穀物を人間と家畜で
どう分け合うか

 人口増加に比して増加しない穀物生産量が予測される未来においては、人と家畜の穀物の奪い合いのような本末転倒な事態になりかねない。

 そこでもし5億トンを人間の食料として取り戻すことができれば、1人1日当たり必要な2400キロカロリーを確保したうえで、世界人口のどれくらいを飢餓から解放することができるだろうか?

 畜産物を除いた場合、ヒトは計算上穀物を年間250キログラム食べれば1日当たりで2400キロカロリーを確保できる。小麦・コメ・トウモロコシなどの穀物は平均して1キログラム当たり3500キロカロリー程度であり、だから年間にして1人当たり約250キログラムの穀物を摂ればよいことになる。

 このようにして5億トンを人間の直接の食料に取り戻すことができれば、20億人、現在の地球の人口80億人の4人に1人を飢餓あるいは隠れ飢餓から解放することができるだろう。

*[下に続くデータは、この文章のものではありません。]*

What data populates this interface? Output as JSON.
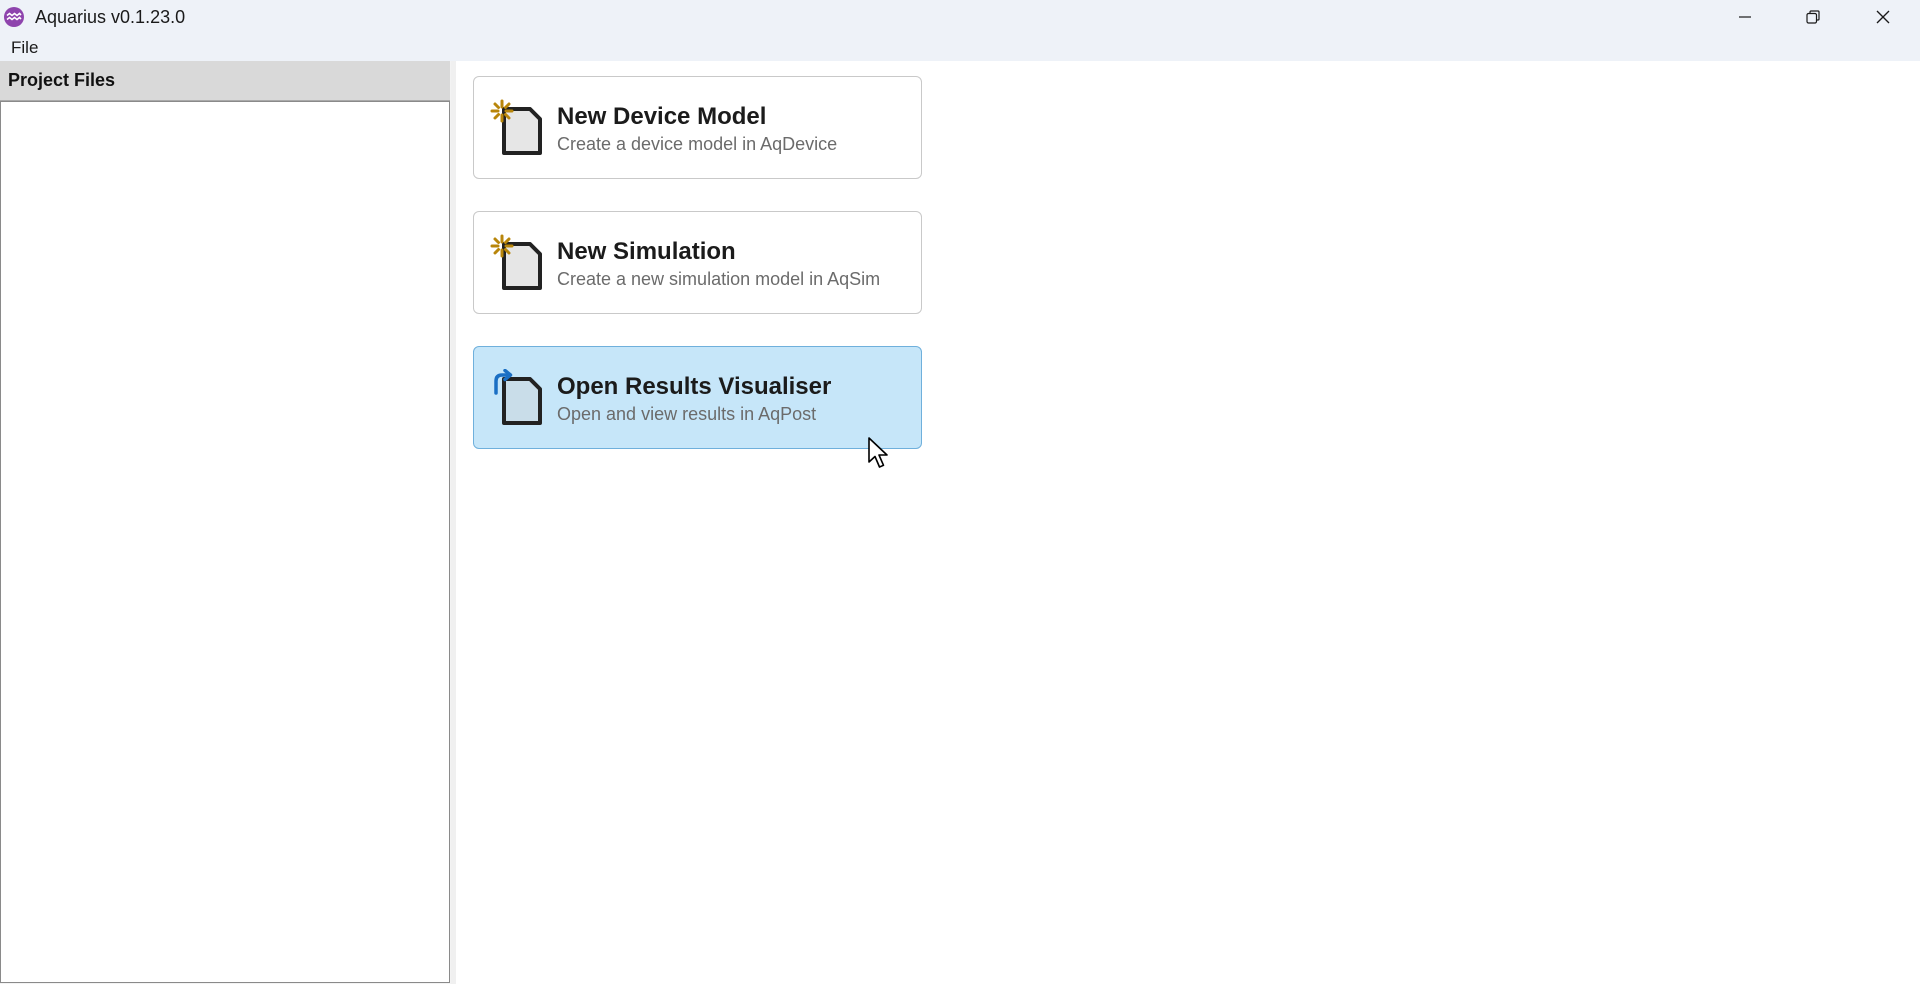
{
  "window": {
    "title": "Aquarius v0.1.23.0",
    "app_icon": "aquarius-logo-icon",
    "controls": [
      "minimize-icon",
      "restore-icon",
      "close-icon"
    ]
  },
  "menubar": {
    "items": [
      {
        "label": "File"
      }
    ]
  },
  "left_pane": {
    "header": "Project Files"
  },
  "actions": [
    {
      "title": "New Device Model",
      "subtitle": "Create a device model in AqDevice",
      "icon": "new-file-icon",
      "state": "normal"
    },
    {
      "title": "New Simulation",
      "subtitle": "Create a new simulation model in AqSim",
      "icon": "new-file-icon",
      "state": "normal"
    },
    {
      "title": "Open Results Visualiser",
      "subtitle": "Open and view results in AqPost",
      "icon": "open-file-icon",
      "state": "hover"
    }
  ],
  "colors": {
    "titlebar_bg": "#eef2f8",
    "hover_card_bg": "#c6e6f9",
    "hover_card_border": "#6fb0dc",
    "new_icon_accent": "#b8860b",
    "open_icon_accent": "#1a6fc4",
    "app_icon_color": "#8e44ad"
  }
}
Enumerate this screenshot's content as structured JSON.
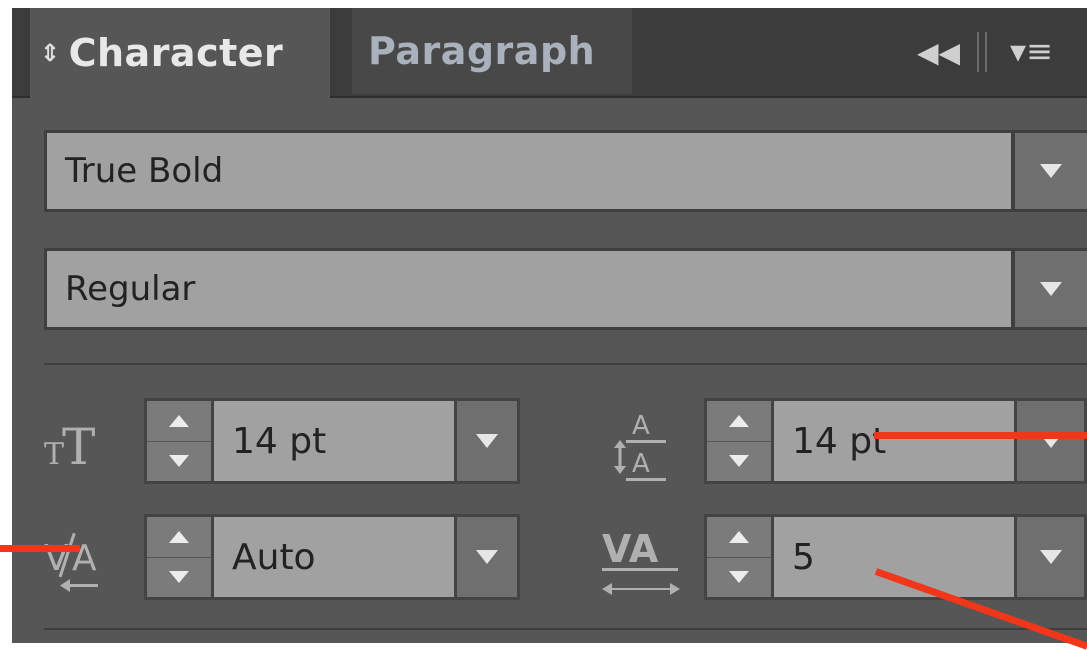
{
  "tabs": {
    "active": {
      "icon": "updown-arrows-icon",
      "label": "Character"
    },
    "inactive": {
      "label": "Paragraph"
    },
    "collapse_icon": "double-chevron-left-icon",
    "menu_icon": "panel-menu-icon"
  },
  "font_family": {
    "value": "True Bold"
  },
  "font_style": {
    "value": "Regular"
  },
  "font_size": {
    "icon": "font-size-icon",
    "value": "14 pt"
  },
  "leading": {
    "icon": "leading-icon",
    "value": "14 pt"
  },
  "kerning": {
    "icon": "kerning-icon",
    "value": "Auto"
  },
  "tracking": {
    "icon": "tracking-icon",
    "value": "5"
  },
  "annotations": {
    "color": "#f2361a",
    "count": 3
  },
  "colors": {
    "panel_bg": "#565656",
    "field_bg": "#a1a1a1",
    "tabbar_bg": "#3c3c3c"
  }
}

 他方、飼料穀物が5億トン減ったことによる畜産物生産への影響は飼料要求率を3とすると、1億6700万トンが減ることとなり、全体として1億6700万トンが残ることになる。

 その減少分は、何人分のカロリーを失うことになるだろうか?

 1人1日当たりの必要カロリーを2400キロカロリー、年間にして87万6000キロカロリーは変わらないものとする。結果は約4億人となり、5億トンの穀物を直接の食料に回すことで生まれる20億人から4億人を差し引いた16億人が結局助かる勘定になろう。

 畜産物のための飼料を減らした場合の効果は明らかである。